Choosing the Right Mining Consultant

The task of choosing a mining consultant can be challenging if you don’t have experience navigating the selection process. Frequently, the management at a mine site chooses a consultant based on price as the primary determining factor. Naturally, price is always an important consideration, but it’s also the easiest to quantify. However, it’s not a predictor of the success of the consultant’s work. Too often, the selection of a mining consultant should be driven more by the expected quality of the product and less by the cost to deliver it.

Cost as a factor

Due to corporate purchasing policies, when selecting a consultant, the cost estimated to complete the work is often weighted heavily in the process. There are a few reasons for this. First, cost is a readily available number that is an objective, measurable data point. This adds necessary transparency to the selection process. Price points require little effort by the procurement team to compare and make a decision. If the assumption is that each consulting option will deliver the same quality of work, it’s an easy decision to minimize costs.

However, using minimizing costs as a motivator and choosing a price point as the sole determining factor to select a consultant can end up backfiring for many companies. The differences in the costs between consultants are usually marginal in comparison to the difference in value between the right and wrong consulting group.

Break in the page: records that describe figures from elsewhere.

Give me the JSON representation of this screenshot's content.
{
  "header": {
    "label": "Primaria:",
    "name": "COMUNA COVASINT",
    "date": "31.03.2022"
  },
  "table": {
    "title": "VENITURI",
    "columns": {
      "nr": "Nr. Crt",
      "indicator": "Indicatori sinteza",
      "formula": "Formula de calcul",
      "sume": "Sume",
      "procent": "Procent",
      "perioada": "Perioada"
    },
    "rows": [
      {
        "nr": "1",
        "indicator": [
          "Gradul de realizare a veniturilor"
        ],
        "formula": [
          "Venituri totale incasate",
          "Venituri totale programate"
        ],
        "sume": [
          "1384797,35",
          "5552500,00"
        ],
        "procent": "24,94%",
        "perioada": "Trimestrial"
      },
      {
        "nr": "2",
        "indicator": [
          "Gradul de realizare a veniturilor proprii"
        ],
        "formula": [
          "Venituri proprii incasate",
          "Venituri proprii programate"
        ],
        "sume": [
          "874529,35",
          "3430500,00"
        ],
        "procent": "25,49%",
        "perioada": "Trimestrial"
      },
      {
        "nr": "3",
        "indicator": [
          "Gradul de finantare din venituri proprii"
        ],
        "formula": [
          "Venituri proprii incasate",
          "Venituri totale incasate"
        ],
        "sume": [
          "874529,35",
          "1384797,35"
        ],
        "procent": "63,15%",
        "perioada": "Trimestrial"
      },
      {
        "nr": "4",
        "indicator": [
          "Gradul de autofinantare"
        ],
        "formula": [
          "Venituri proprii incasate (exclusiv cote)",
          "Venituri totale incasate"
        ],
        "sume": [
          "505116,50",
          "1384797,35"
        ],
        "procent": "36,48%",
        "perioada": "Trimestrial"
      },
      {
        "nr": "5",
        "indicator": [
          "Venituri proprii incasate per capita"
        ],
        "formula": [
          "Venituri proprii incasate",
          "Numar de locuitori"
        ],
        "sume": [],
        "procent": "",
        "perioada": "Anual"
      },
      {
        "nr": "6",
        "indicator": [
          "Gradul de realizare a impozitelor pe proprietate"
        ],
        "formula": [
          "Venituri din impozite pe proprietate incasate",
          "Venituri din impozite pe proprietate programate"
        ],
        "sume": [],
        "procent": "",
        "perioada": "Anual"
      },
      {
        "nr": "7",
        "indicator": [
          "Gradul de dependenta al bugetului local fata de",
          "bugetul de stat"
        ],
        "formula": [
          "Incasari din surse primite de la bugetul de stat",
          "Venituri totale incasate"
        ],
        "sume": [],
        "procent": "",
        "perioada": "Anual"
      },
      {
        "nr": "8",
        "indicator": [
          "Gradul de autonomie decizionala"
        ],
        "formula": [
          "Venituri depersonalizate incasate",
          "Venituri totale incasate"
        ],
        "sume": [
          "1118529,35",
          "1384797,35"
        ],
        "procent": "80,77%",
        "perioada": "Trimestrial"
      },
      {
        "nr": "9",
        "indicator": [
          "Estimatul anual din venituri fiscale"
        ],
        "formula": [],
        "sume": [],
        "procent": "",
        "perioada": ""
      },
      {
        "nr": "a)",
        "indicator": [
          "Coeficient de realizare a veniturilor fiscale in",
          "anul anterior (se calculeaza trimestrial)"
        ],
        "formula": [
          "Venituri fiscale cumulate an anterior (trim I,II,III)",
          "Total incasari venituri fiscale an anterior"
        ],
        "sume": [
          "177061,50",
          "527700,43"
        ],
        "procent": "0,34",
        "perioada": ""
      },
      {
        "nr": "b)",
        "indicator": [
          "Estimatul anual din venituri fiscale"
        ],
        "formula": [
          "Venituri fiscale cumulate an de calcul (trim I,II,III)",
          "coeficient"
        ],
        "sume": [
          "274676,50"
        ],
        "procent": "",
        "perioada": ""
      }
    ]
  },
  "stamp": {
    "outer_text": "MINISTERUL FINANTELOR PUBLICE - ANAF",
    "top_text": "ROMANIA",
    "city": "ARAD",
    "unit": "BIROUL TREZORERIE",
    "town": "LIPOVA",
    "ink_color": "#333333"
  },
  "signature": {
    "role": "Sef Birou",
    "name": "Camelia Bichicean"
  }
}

Consider a site looking to increase the productivity of a load & haul fleet that costs $50M per year to operate. Each percentage point of improvement is a savings of $500,000. If you consider the likelihood of success of a specialized, experienced and perhaps more expensive group, the potential savings mitigate the cost differences between consultants.

Choosing the wrong consultant can often lead to higher costs in the long run as well. Aside from cleaning up a mediocre job, companies that hire the wrong consultant also find themselves ill-equipped to handle roadblocks that come about once the consultant has left. In the worst situations, companies find themselves in a position where money is wasted, resources have been exhausted, and no meaningful outcome was produced. They’ve missed an opportunity to find significant value in their operation.

How to choose the right consultant

How can you avoid making these mistakes? Start by taking more time upfront to understand each consultant’s general approach to problem-solving and how they would look at your particular issue. Ask questions to understand their culture and values and how they will fit with yours.

When you hire a consultant based on the person rather than the cost, there is a greater potential for a partnership that adds value. This partnership will result in better alignment, improved communication and collaboration, and ultimately, better solutions.

Here are some questions to consider as you navigate the process of hiring a consultant:

  • Does the consultant’s vision for change align with yours?
  • Does the consultant’s approach to problem-solving align with your organization? Are they systematic and methodical, which may take more time to work through, or do they take an approach that results in a faster solution but use a less robust process?
  • Does the structure of the consulting organization align with your team’s structure?
  • Does the consultant have the specific experience and knowledge needed for the particular problem you are looking to solve?
  • These questions are focused on choosing a person and value. Choices based on cultural fit, vision match, approach to problem and relevant experience result in far better outcomes for the client.